Aims: To review evidence behind therapeutic use of granulocyte colony stimulating factor (GCSF) and investigate if real-world data on dose timing and neutrophil recovery is representative of simulation studies that report a potential for detrimental outcomes.
Methods: A retrospective medical records review in adult cancer patients undergoing parenteral chemotherapy, dosed within the 30 days preceding admission for chemotherapy induced febrile neutropenia (CIFN) was done. Only medical oncology diagnoses treated with a 21-day chemotherapy protocol were included. Fever was defined as ≥38.0°C and neutropenia as <1.0x109/L. Data was analysed using descriptive and regression analyses. The research questions were, i) Does the timing of therapeutic GCSF impact neutrophil recovery? ii) Is the proposed relationship between monocyte and neutrophil count demonstrable in real-world practice? iii) Do the factors in questions (i) and (ii) have an impact on length of stay?

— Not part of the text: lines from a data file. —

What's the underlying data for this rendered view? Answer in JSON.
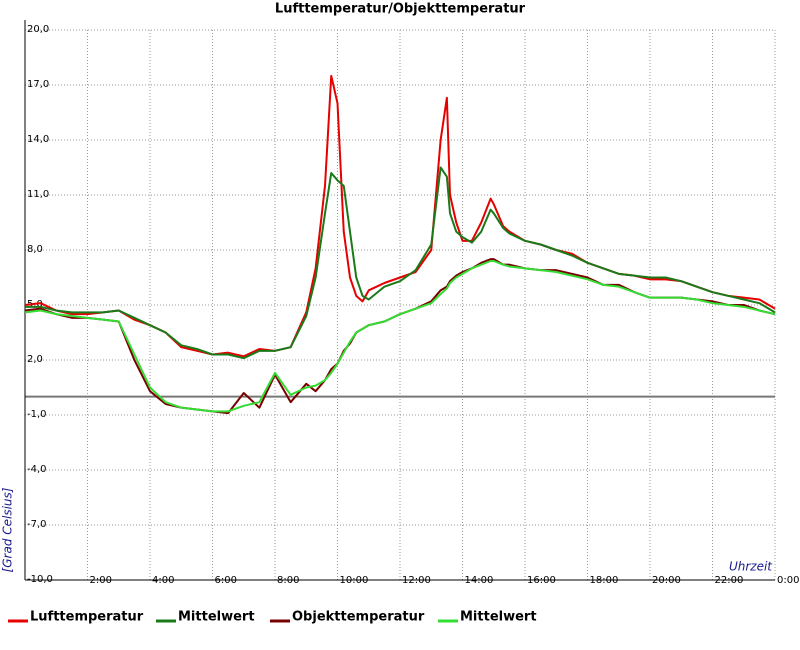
{
  "chart_data": {
    "type": "line",
    "title": "Lufttemperatur/Objekttemperatur",
    "y_label": "[Grad Celsius]",
    "x_label": "Uhrzeit",
    "x": [
      0,
      0.5,
      1,
      1.5,
      2,
      2.5,
      3,
      3.5,
      4,
      4.5,
      5,
      5.5,
      6,
      6.5,
      7,
      7.5,
      8,
      8.5,
      9,
      9.3,
      9.6,
      9.8,
      10,
      10.2,
      10.4,
      10.6,
      10.8,
      11,
      11.5,
      12,
      12.5,
      13,
      13.3,
      13.5,
      13.6,
      13.8,
      14,
      14.3,
      14.6,
      14.9,
      15,
      15.3,
      15.5,
      16,
      16.5,
      17,
      17.5,
      18,
      18.5,
      19,
      19.5,
      20,
      20.5,
      21,
      21.5,
      22,
      22.5,
      23,
      23.5,
      24
    ],
    "series": [
      {
        "name": "Lufttemperatur",
        "color": "#e60000",
        "values": [
          5.0,
          5.1,
          4.7,
          4.5,
          4.5,
          4.6,
          4.7,
          4.2,
          3.9,
          3.5,
          2.7,
          2.5,
          2.3,
          2.4,
          2.2,
          2.6,
          2.5,
          2.7,
          4.6,
          7.0,
          11.5,
          17.5,
          16.0,
          9.0,
          6.5,
          5.5,
          5.2,
          5.8,
          6.2,
          6.5,
          6.8,
          8.0,
          14.0,
          16.3,
          11.0,
          9.5,
          8.5,
          8.5,
          9.5,
          10.8,
          10.5,
          9.3,
          9.0,
          8.5,
          8.3,
          8.0,
          7.8,
          7.3,
          7.0,
          6.7,
          6.6,
          6.4,
          6.4,
          6.3,
          6.0,
          5.7,
          5.5,
          5.4,
          5.3,
          4.8
        ]
      },
      {
        "name": "Mittelwert",
        "color": "#1a7a1a",
        "values": [
          4.9,
          4.9,
          4.7,
          4.6,
          4.6,
          4.6,
          4.7,
          4.3,
          3.9,
          3.5,
          2.8,
          2.6,
          2.3,
          2.3,
          2.1,
          2.5,
          2.5,
          2.7,
          4.4,
          6.5,
          10.0,
          12.2,
          11.8,
          11.5,
          9.0,
          6.5,
          5.5,
          5.3,
          6.0,
          6.3,
          6.9,
          8.3,
          12.5,
          12.0,
          10.0,
          9.0,
          8.7,
          8.4,
          9.0,
          10.2,
          10.0,
          9.2,
          8.9,
          8.5,
          8.3,
          8.0,
          7.7,
          7.3,
          7.0,
          6.7,
          6.6,
          6.5,
          6.5,
          6.3,
          6.0,
          5.7,
          5.5,
          5.3,
          5.1,
          4.6
        ]
      },
      {
        "name": "Objekttemperatur",
        "color": "#7a0000",
        "values": [
          4.7,
          4.8,
          4.5,
          4.3,
          4.3,
          4.2,
          4.1,
          2.0,
          0.3,
          -0.4,
          -0.6,
          -0.7,
          -0.8,
          -0.9,
          0.2,
          -0.6,
          1.2,
          -0.3,
          0.7,
          0.3,
          0.9,
          1.5,
          1.8,
          2.5,
          2.9,
          3.5,
          3.7,
          3.9,
          4.1,
          4.5,
          4.8,
          5.2,
          5.8,
          6.0,
          6.3,
          6.6,
          6.8,
          7.0,
          7.3,
          7.5,
          7.5,
          7.2,
          7.2,
          7.0,
          6.9,
          6.9,
          6.7,
          6.5,
          6.1,
          6.1,
          5.7,
          5.4,
          5.4,
          5.4,
          5.3,
          5.2,
          5.0,
          5.0,
          4.7,
          4.5
        ]
      },
      {
        "name": "Mittelwert",
        "color": "#33dd33",
        "values": [
          4.6,
          4.7,
          4.5,
          4.4,
          4.3,
          4.2,
          4.1,
          2.3,
          0.5,
          -0.3,
          -0.6,
          -0.7,
          -0.8,
          -0.8,
          -0.5,
          -0.3,
          1.3,
          0.1,
          0.5,
          0.6,
          0.9,
          1.3,
          1.8,
          2.4,
          3.0,
          3.5,
          3.7,
          3.9,
          4.1,
          4.5,
          4.8,
          5.1,
          5.6,
          5.9,
          6.2,
          6.5,
          6.7,
          7.0,
          7.2,
          7.4,
          7.4,
          7.2,
          7.1,
          7.0,
          6.9,
          6.8,
          6.6,
          6.4,
          6.1,
          6.0,
          5.7,
          5.4,
          5.4,
          5.4,
          5.3,
          5.1,
          5.0,
          4.9,
          4.7,
          4.5
        ]
      }
    ],
    "xlim": [
      0,
      24
    ],
    "xticks": [
      {
        "value": 2,
        "label": "2:00"
      },
      {
        "value": 4,
        "label": "4:00"
      },
      {
        "value": 6,
        "label": "6:00"
      },
      {
        "value": 8,
        "label": "8:00"
      },
      {
        "value": 10,
        "label": "10:00"
      },
      {
        "value": 12,
        "label": "12:00"
      },
      {
        "value": 14,
        "label": "14:00"
      },
      {
        "value": 16,
        "label": "16:00"
      },
      {
        "value": 18,
        "label": "18:00"
      },
      {
        "value": 20,
        "label": "20:00"
      },
      {
        "value": 22,
        "label": "22:00"
      },
      {
        "value": 24,
        "label": "0:00"
      }
    ],
    "ylim": [
      -10,
      20
    ],
    "yticks": [
      {
        "value": -10,
        "label": "-10,0"
      },
      {
        "value": -7,
        "label": "-7,0"
      },
      {
        "value": -4,
        "label": "-4,0"
      },
      {
        "value": -1,
        "label": "-1,0"
      },
      {
        "value": 2,
        "label": "2,0"
      },
      {
        "value": 5,
        "label": "5,0"
      },
      {
        "value": 8,
        "label": "8,0"
      },
      {
        "value": 11,
        "label": "11,0"
      },
      {
        "value": 14,
        "label": "14,0"
      },
      {
        "value": 17,
        "label": "17,0"
      },
      {
        "value": 20,
        "label": "20,0"
      }
    ],
    "grid": true,
    "legend": "bottom"
  }
}
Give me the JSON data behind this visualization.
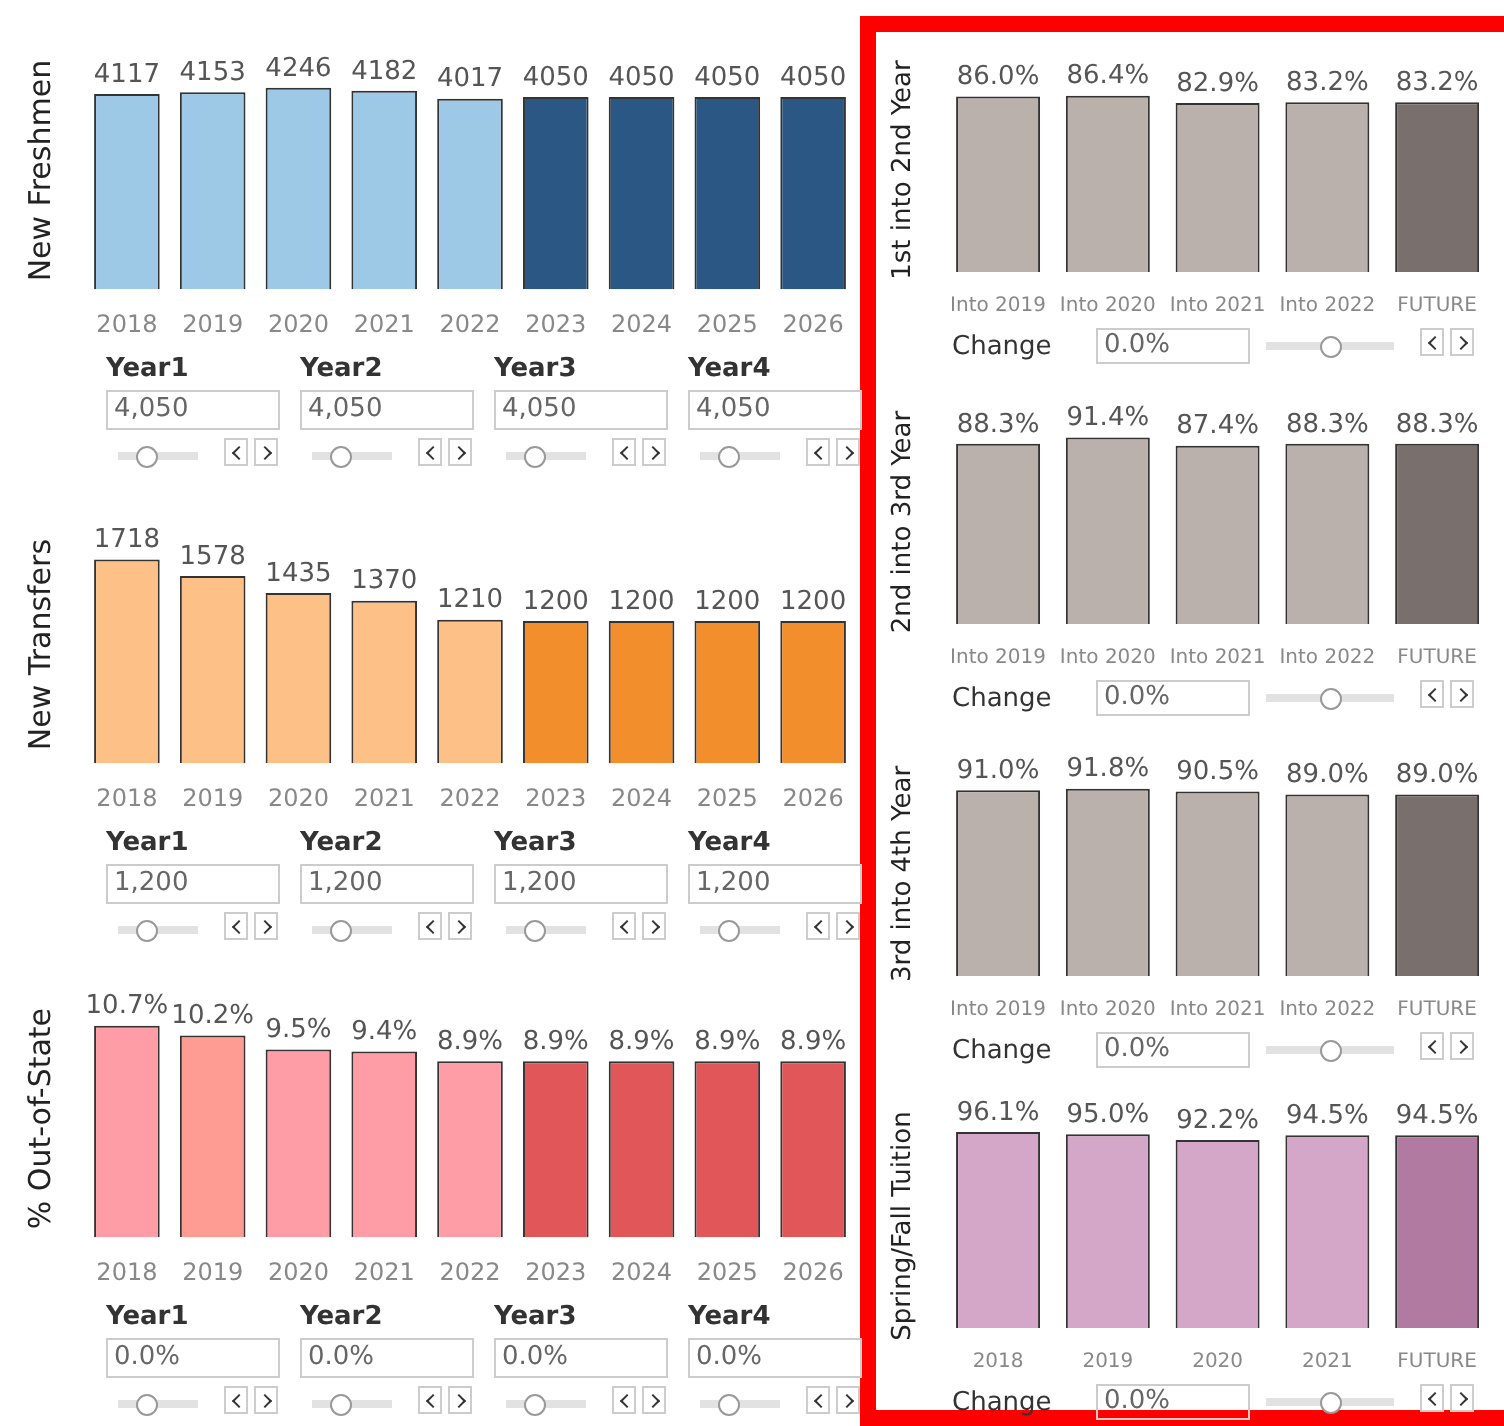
{
  "chart_data": [
    {
      "type": "bar",
      "ylabel": "New Freshmen",
      "categories": [
        "2018",
        "2019",
        "2020",
        "2021",
        "2022",
        "2023",
        "2024",
        "2025",
        "2026"
      ],
      "values": [
        4117,
        4153,
        4246,
        4182,
        4017,
        4050,
        4050,
        4050,
        4050
      ],
      "colors": [
        "#9dc8e6",
        "#9dc8e6",
        "#9dc8e6",
        "#9dc8e6",
        "#9dc8e6",
        "#2a5783",
        "#2a5783",
        "#2a5783",
        "#2a5783"
      ],
      "data_labels": true,
      "annotations": [
        "Year1",
        "4,050",
        "Year2",
        "4,050",
        "Year3",
        "4,050",
        "Year4",
        "4,050"
      ]
    },
    {
      "type": "bar",
      "ylabel": "New Transfers",
      "categories": [
        "2018",
        "2019",
        "2020",
        "2021",
        "2022",
        "2023",
        "2024",
        "2025",
        "2026"
      ],
      "values": [
        1718,
        1578,
        1435,
        1370,
        1210,
        1200,
        1200,
        1200,
        1200
      ],
      "colors": [
        "#fdc086",
        "#fdc086",
        "#fdc086",
        "#fdc086",
        "#fdc086",
        "#f28e2b",
        "#f28e2b",
        "#f28e2b",
        "#f28e2b"
      ],
      "data_labels": true,
      "annotations": [
        "Year1",
        "1,200",
        "Year2",
        "1,200",
        "Year3",
        "1,200",
        "Year4",
        "1,200"
      ]
    },
    {
      "type": "bar",
      "ylabel": "% Out-of-State",
      "categories": [
        "2018",
        "2019",
        "2020",
        "2021",
        "2022",
        "2023",
        "2024",
        "2025",
        "2026"
      ],
      "values": [
        10.7,
        10.2,
        9.5,
        9.4,
        8.9,
        8.9,
        8.9,
        8.9,
        8.9
      ],
      "colors": [
        "#ff9da7",
        "#fe9c94",
        "#ff9da7",
        "#ff9da7",
        "#ff9da7",
        "#e15759",
        "#e15759",
        "#e15759",
        "#e15759"
      ],
      "value_labels": [
        "10.7%",
        "10.2%",
        "9.5%",
        "9.4%",
        "8.9%",
        "8.9%",
        "8.9%",
        "8.9%",
        "8.9%"
      ],
      "annotations": [
        "Year1",
        "0.0%",
        "Year2",
        "0.0%",
        "Year3",
        "0.0%",
        "Year4",
        "0.0%"
      ]
    },
    {
      "type": "bar",
      "ylabel": "1st into 2nd Year",
      "categories": [
        "Into 2019",
        "Into 2020",
        "Into 2021",
        "Into 2022",
        "FUTURE"
      ],
      "values": [
        86.0,
        86.4,
        82.9,
        83.2,
        83.2
      ],
      "colors": [
        "#bab0ac",
        "#bab0ac",
        "#bab0ac",
        "#bab0ac",
        "#79706e"
      ],
      "value_labels": [
        "86.0%",
        "86.4%",
        "82.9%",
        "83.2%",
        "83.2%"
      ],
      "annotations": [
        "Change",
        "0.0%"
      ]
    },
    {
      "type": "bar",
      "ylabel": "2nd into 3rd Year",
      "categories": [
        "Into 2019",
        "Into 2020",
        "Into 2021",
        "Into 2022",
        "FUTURE"
      ],
      "values": [
        88.3,
        91.4,
        87.4,
        88.3,
        88.3
      ],
      "colors": [
        "#bab0ac",
        "#bab0ac",
        "#bab0ac",
        "#bab0ac",
        "#79706e"
      ],
      "value_labels": [
        "88.3%",
        "91.4%",
        "87.4%",
        "88.3%",
        "88.3%"
      ],
      "annotations": [
        "Change",
        "0.0%"
      ]
    },
    {
      "type": "bar",
      "ylabel": "3rd into 4th Year",
      "categories": [
        "Into 2019",
        "Into 2020",
        "Into 2021",
        "Into 2022",
        "FUTURE"
      ],
      "values": [
        91.0,
        91.8,
        90.5,
        89.0,
        89.0
      ],
      "colors": [
        "#bab0ac",
        "#bab0ac",
        "#bab0ac",
        "#bab0ac",
        "#79706e"
      ],
      "value_labels": [
        "91.0%",
        "91.8%",
        "90.5%",
        "89.0%",
        "89.0%"
      ],
      "annotations": [
        "Change",
        "0.0%"
      ]
    },
    {
      "type": "bar",
      "ylabel": "Spring/Fall Tuition",
      "categories": [
        "2018",
        "2019",
        "2020",
        "2021",
        "FUTURE"
      ],
      "values": [
        96.1,
        95.0,
        92.2,
        94.5,
        94.5
      ],
      "colors": [
        "#d4a6c8",
        "#d4a6c8",
        "#d4a6c8",
        "#d4a6c8",
        "#b07aa1"
      ],
      "value_labels": [
        "96.1%",
        "95.0%",
        "92.2%",
        "94.5%",
        "94.5%"
      ],
      "annotations": [
        "Change",
        "0.0%"
      ]
    }
  ]
}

Results: Of 100 admissions eligible for inclusion, 61 received therapeutic GCSF, 59 had complete data and were analysed. Incidences of worsened neutropenia were seen on initiation of GCSF therapy between days 8 to 21. Worsened monocyte count was seen on initiation of therapy between days 10 and 17. Neutrophil recovery and length of admissions were longer in participants who had initial drop in cell count on initiation of GCSF. The small sample size did not yield statistically significant outcomes for dose timing (p=0.674, odds ratio 1.61, (95% C.I. 0.175, 14.809)) or monocyte count (p=0.096, odds ratio 0.413, (95% C.I. 0.146, 1.169)) as predictors of neutrophil recovery. The plotted trends for both neutrophils and monocytes were longer cell count recovery with GCSF dosing between days 7 and 18 as has been reported in simulations.
Conclusions: The data collected showed a clear clustering of incidences of compounded neutropenia supporting the hypothesis that therapeutic GCSF can be detrimental to neutrophil recovery. Further study with power calculation and prospective design is warranted to exclude detrimental clinical practice.